Among the participants were representatives from Roger Williams University, Cornell University, Harvard University, Yale University, Dartmouth University, Boston University, Brown University, Suffolk University, University of New Hampshire, Southern Connecticut State University, and Brandeis.

The American Mock Trial Association, which presides over intercollegiate Mock Trial competition, releases a different case every year that college teams use to compete at different Invitationals hosted by different universities over the course of the year.

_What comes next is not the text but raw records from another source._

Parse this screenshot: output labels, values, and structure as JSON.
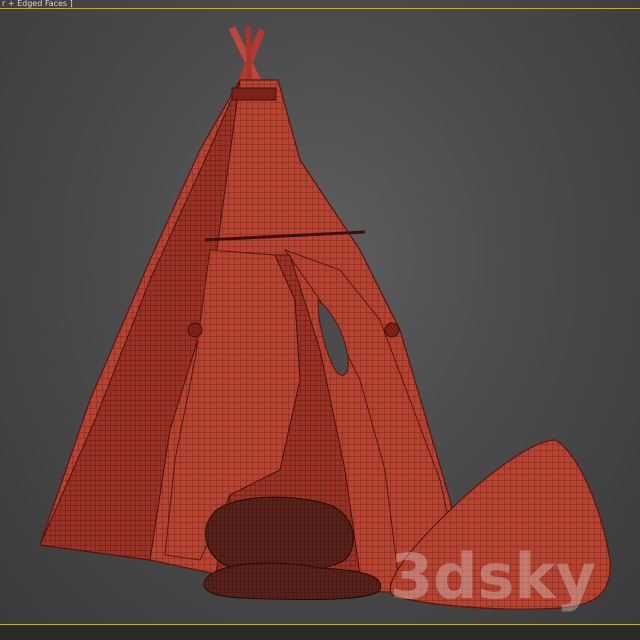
{
  "viewport": {
    "label": "r + Edged Faces ]",
    "background_color": "#4b4b4b",
    "frame_color": "#bfae3b"
  },
  "model": {
    "wire_color": "#b43a2c",
    "shade_color": "#8e2a20",
    "pillow_color": "#4a1c16"
  },
  "watermark": {
    "text": "3dsky"
  }
}
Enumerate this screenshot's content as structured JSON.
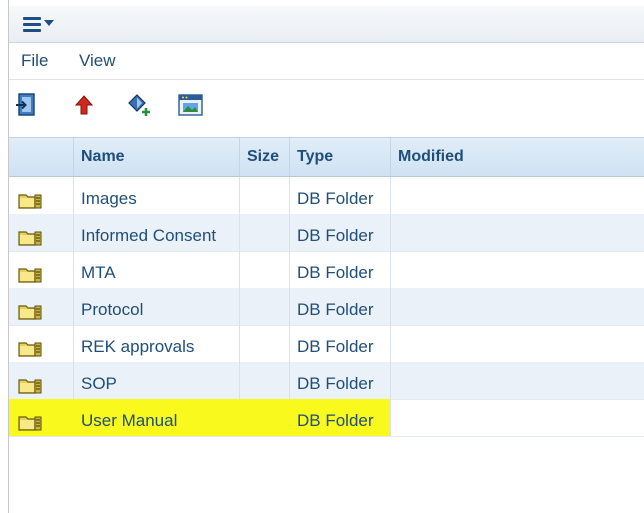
{
  "menu": {
    "file": "File",
    "view": "View"
  },
  "toolbar": {
    "tools": [
      {
        "icon": "exit-door-icon"
      },
      {
        "icon": "up-arrow-icon"
      },
      {
        "icon": "add-item-icon"
      },
      {
        "icon": "window-image-icon"
      }
    ]
  },
  "table": {
    "columns": [
      "Name",
      "Size",
      "Type",
      "Modified"
    ],
    "rows": [
      {
        "name": "Images",
        "size": "",
        "type": "DB Folder",
        "modified": ""
      },
      {
        "name": "Informed Consent",
        "size": "",
        "type": "DB Folder",
        "modified": ""
      },
      {
        "name": "MTA",
        "size": "",
        "type": "DB Folder",
        "modified": ""
      },
      {
        "name": "Protocol",
        "size": "",
        "type": "DB Folder",
        "modified": ""
      },
      {
        "name": "REK approvals",
        "size": "",
        "type": "DB Folder",
        "modified": ""
      },
      {
        "name": "SOP",
        "size": "",
        "type": "DB Folder",
        "modified": ""
      },
      {
        "name": "User Manual",
        "size": "",
        "type": "DB Folder",
        "modified": ""
      }
    ]
  },
  "colors": {
    "text": "#1f4e79",
    "header": "#cfe2f3",
    "alt_row": "#eaf1f8",
    "highlight": "#f9f91e"
  }
}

Each team consists of two sides: the defense and the prosecution, each of which comprises three lawyers and three witnesses. When teams compete, the defense side of one team will compete against the prosecution/plaintiff side of another team by giving opening and closing statements, cross-examining witnesses, and so on. Each trial is judged on the basis of evaluation by points, based on individual performance, and the team with the most points wins.

According to Danielle Ross '09, a member of Mock Trial, the case for this year is a sentencing case in which Don/Dawn Francis, a child protective services worker , attempted to remove a child from its parent's home, and was stabbed by Bobbi Campbell, the child's parent, with a needle infected with HIV. Campbell pled guilty to stabbing Francis, so the Mock Trial case is to determine Campbell's sentencing, said Ross.

"The plaintiff's side has to show evidence of aggravation and the defense...[has] to provide evidence showing that [Campbell] deserves mercy," Ross said. In the Mock Trial case, Ross said she plays the role of Dawn Francis, the plaintiff.

A defense strategy used by several Brandeis teams was to show that Campbell "fell through the cracks. He was failed by the system," said Ross.